The purpose of encapsulation, briefly, is to hide information and to restrict access to components of objects. But why is that important? The short answer is that doing so prevents users of your code from mucking around with the internals of your component, preventing them from setting that component into an inconsistent state, preventing users from relying on internal parts of that component by limiting interdependency between components and thus creating a more robust system.
It sounds good doesn't it? Except in the hands of a less skilled programmer, they can get around all of that technological limit by, eg, simply creating one huge, all-encompassing universal class that contains all the variables needed to do anything, then writing all the functions in that one class.
Think it couldn't happen? But it does happen, and with programs that are in production, used by real end-users, doing real work, and paying real money for the program [1].
The solution, of course, is to educate and increase the skills of the programmer, teaching them the proper use of encapsulation in OOP. Yes, but if that were effective, then why not just teach them to not write code that is fragile, due to excessive interdependency amongst the modules or classes, to begin with? Why not just create a culture amongst the programmers to write code that doesn't go mucking around with other people's objects' internal components, unless there's a damn good reason to?
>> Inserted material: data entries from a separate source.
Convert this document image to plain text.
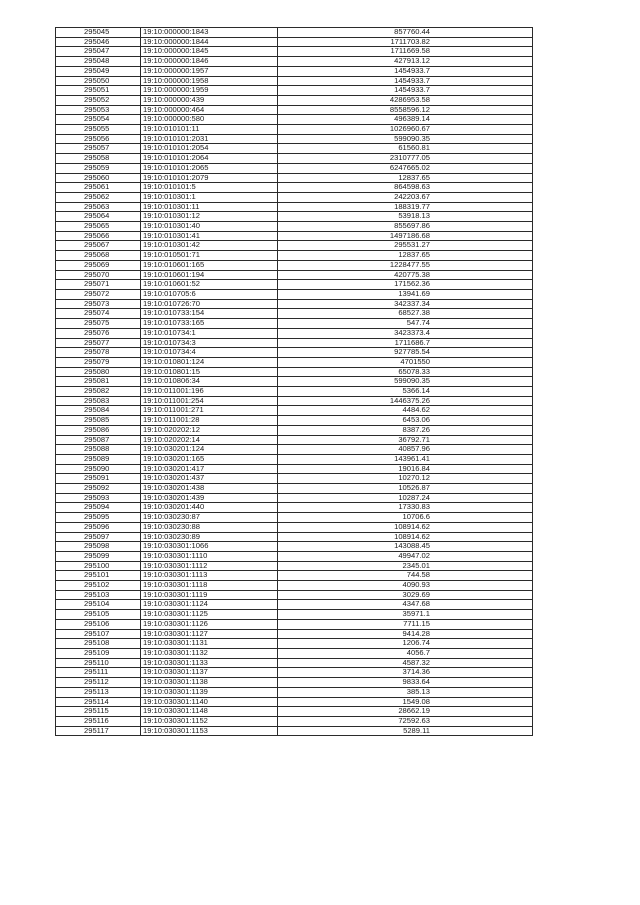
295045	19:10:000000:1843	857760.44
295046	19:10:000000:1844	1711703.82
295047	19:10:000000:1845	1711669.58
295048	19:10:000000:1846	427913.12
295049	19:10:000000:1957	1454933.7
295050	19:10:000000:1958	1454933.7
295051	19:10:000000:1959	1454933.7
295052	19:10:000000:439	4286953.58
295053	19:10:000000:464	8558596.12
295054	19:10:000000:580	496389.14
295055	19:10:010101:11	1026960.67
295056	19:10:010101:2031	599090.35
295057	19:10:010101:2054	61560.81
295058	19:10:010101:2064	2310777.05
295059	19:10:010101:2065	6247665.02
295060	19:10:010101:2079	12837.65
295061	19:10:010101:5	864598.63
295062	19:10:010301:1	242203.67
295063	19:10:010301:11	188319.77
295064	19:10:010301:12	53918.13
295065	19:10:010301:40	855697.86
295066	19:10:010301:41	1497186.68
295067	19:10:010301:42	295531.27
295068	19:10:010501:71	12837.65
295069	19:10:010601:165	1228477.55
295070	19:10:010601:194	420775.38
295071	19:10:010601:52	171562.36
295072	19:10:010705:6	13941.69
295073	19:10:010726:70	342337.34
295074	19:10:010733:154	68527.38
295075	19:10:010733:165	547.74
295076	19:10:010734:1	3423373.4
295077	19:10:010734:3	1711686.7
295078	19:10:010734:4	927785.54
295079	19:10:010801:124	4701550
295080	19:10:010801:15	65078.33
295081	19:10:010806:34	599090.35
295082	19:10:011001:196	5366.14
295083	19:10:011001:254	1446375.26
295084	19:10:011001:271	4484.62
295085	19:10:011001:28	6453.06
295086	19:10:020202:12	8387.26
295087	19:10:020202:14	36792.71
295088	19:10:030201:124	40857.96
295089	19:10:030201:165	143961.41
295090	19:10:030201:417	19016.84
295091	19:10:030201:437	10270.12
295092	19:10:030201:438	10526.87
295093	19:10:030201:439	10287.24
295094	19:10:030201:440	17330.83
295095	19:10:030230:87	10706.6
295096	19:10:030230:88	108914.62
295097	19:10:030230:89	108914.62
295098	19:10:030301:1066	143088.45
295099	19:10:030301:1110	49947.02
295100	19:10:030301:1112	2345.01
295101	19:10:030301:1113	744.58
295102	19:10:030301:1118	4090.93
295103	19:10:030301:1119	3029.69
295104	19:10:030301:1124	4347.68
295105	19:10:030301:1125	35971.1
295106	19:10:030301:1126	7711.15
295107	19:10:030301:1127	9414.28
295108	19:10:030301:1131	1206.74
295109	19:10:030301:1132	4056.7
295110	19:10:030301:1133	4587.32
295111	19:10:030301:1137	3714.36
295112	19:10:030301:1138	9833.64
295113	19:10:030301:1139	385.13
295114	19:10:030301:1140	1549.08
295115	19:10:030301:1148	28662.19
295116	19:10:030301:1152	72592.63
295117	19:10:030301:1153	5289.11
The original problem that encapsulation is solving actually creates a secondary problem that needs to be solved by changing the behaviour of the programmers through education. And yet, that original problem could've been solved through education in the first place!
As an existence proof that it could be done, observe that this is the solution Python went with (see Object Oriented Programming doesn't need Encapsulation).
So in the end, we find ourselves having to rely on education of the programmer, to increase their skill in writing either code that respects the privacy of the state of other people's modules and classes, or code that creates an effective class structure where each class's respect for the privacy of other classes' internal states is enforced by the compiler.
Either way, we end up having to educate programmers effectively. So why not cut out the middleman, ditch OOP, and just make better programmers?
[1] I'm currently involved in work on a program whose code base is exactly of that description.